Selon Noumory Sidibé, DG de CI-Énergies, la Côte d’Ivoire ne souffre pas d’un déficit de production électrique. Les perturbations observées proviennent plutôt des limites du réseau de distribution, mis à rude épreuve par la hausse rapide de la demande et des épisodes de chaleur exceptionnels.
Le directeur général de CI-Énergies, Noumory Sidibé (photo), a annoncé lundi 23 mars le déploiement d’un plan d’investissement de 700 milliards FCFA (environ 1,2 milliard de dollars) destiné à renforcer le réseau électrique en Côte d’Ivoire.
Intervenant sur la Nouvelle Chaîne Ivoirienne (NCI), il a précisé que ce programme vise prioritairement l’amélioration de la qualité de l’électricité, à travers la modernisation et le renforcement du réseau de distribution.
« Ces projets ont commencé à être déroulés et vous allez constater au plus tard, la semaine prochaine, des travaux d’envergure qui vont être réalisés dans le district d’Abidjan et également dans un certain nombre de localités », a déclaré M. Sidibé. Il souligne toutefois que les effets ne seront pas immédiats, en raison des délais techniques nécessaires à la mise en œuvre.
Un réseau sous pression malgré une production suffisante
Ces dernières semaines, les coupures observées dans plusieurs quartiers du Grand Abidjan ont suscité de nombreuses inquiétudes. Selon le dirigeant, la situation ne résulte pas d’un déficit de production. « La capacité installée est suffisante pour couvrir la demande nationale », assure-t-il, pointant plutôt les limites du réseau de distribution.

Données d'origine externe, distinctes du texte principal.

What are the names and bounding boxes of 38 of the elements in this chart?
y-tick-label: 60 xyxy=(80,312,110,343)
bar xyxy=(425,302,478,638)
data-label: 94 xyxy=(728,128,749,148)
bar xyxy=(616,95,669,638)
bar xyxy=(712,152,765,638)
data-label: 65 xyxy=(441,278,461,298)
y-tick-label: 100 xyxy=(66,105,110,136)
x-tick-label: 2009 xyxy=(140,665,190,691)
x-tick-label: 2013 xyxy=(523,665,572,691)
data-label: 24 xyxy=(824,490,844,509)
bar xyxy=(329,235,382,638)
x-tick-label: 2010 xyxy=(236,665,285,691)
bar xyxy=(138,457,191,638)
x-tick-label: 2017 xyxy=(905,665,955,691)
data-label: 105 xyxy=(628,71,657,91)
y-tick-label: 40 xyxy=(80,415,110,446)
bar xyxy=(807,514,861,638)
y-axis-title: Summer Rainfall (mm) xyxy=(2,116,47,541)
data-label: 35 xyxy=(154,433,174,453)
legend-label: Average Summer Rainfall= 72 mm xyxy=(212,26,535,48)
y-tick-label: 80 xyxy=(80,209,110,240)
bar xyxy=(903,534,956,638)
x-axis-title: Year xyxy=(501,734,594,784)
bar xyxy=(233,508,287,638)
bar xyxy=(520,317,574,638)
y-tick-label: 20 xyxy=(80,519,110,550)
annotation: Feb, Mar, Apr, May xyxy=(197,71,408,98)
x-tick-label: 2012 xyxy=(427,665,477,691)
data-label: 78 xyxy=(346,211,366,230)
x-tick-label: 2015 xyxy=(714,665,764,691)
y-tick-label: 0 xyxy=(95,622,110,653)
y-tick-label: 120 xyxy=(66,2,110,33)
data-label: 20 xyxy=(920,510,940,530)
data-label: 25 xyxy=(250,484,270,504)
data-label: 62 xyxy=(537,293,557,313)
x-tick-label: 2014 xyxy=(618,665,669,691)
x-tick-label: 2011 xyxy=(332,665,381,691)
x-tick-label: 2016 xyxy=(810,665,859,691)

Le réseau subit en effet des surcharges ponctuelles, accentuées par des pics de chaleur inhabituels entraînant une hausse significative de la consommation électrique. En février 2026, la demande a ainsi progressé de 14 % sur un an, soit un surplus estimé à 300 MW.
« Nous exploitons le réseau à la limite de ses capacités », a reconnu le DG, ajoutant que cette situation rend le système particulièrement vulnérable au moindre incident technique. Selon lui, cette tension s’explique en partie par les choix stratégiques opérés ces dernières années où l’État ivoirien a privilégié une politique d’accès élargi à l’électricité.
Grâce notamment au Programme Électricité Pour Tous (PEPT), lancé en 2014, près de 500 000 nouveaux abonnés ont été raccordés, ce qui a permis de faire passer le taux d’électrification de 34 % en 2011 à 98 % en 2025, avec plus de 6600 localités nouvellement desservies en 15 ans, contre 2800 en 50 ans.
Cette expansion rapide a mécaniquement accru la pression sur des infrastructures parfois dimensionnées au plus juste, exposant le réseau à des risques accrus de saturation, a-t-il indiqué.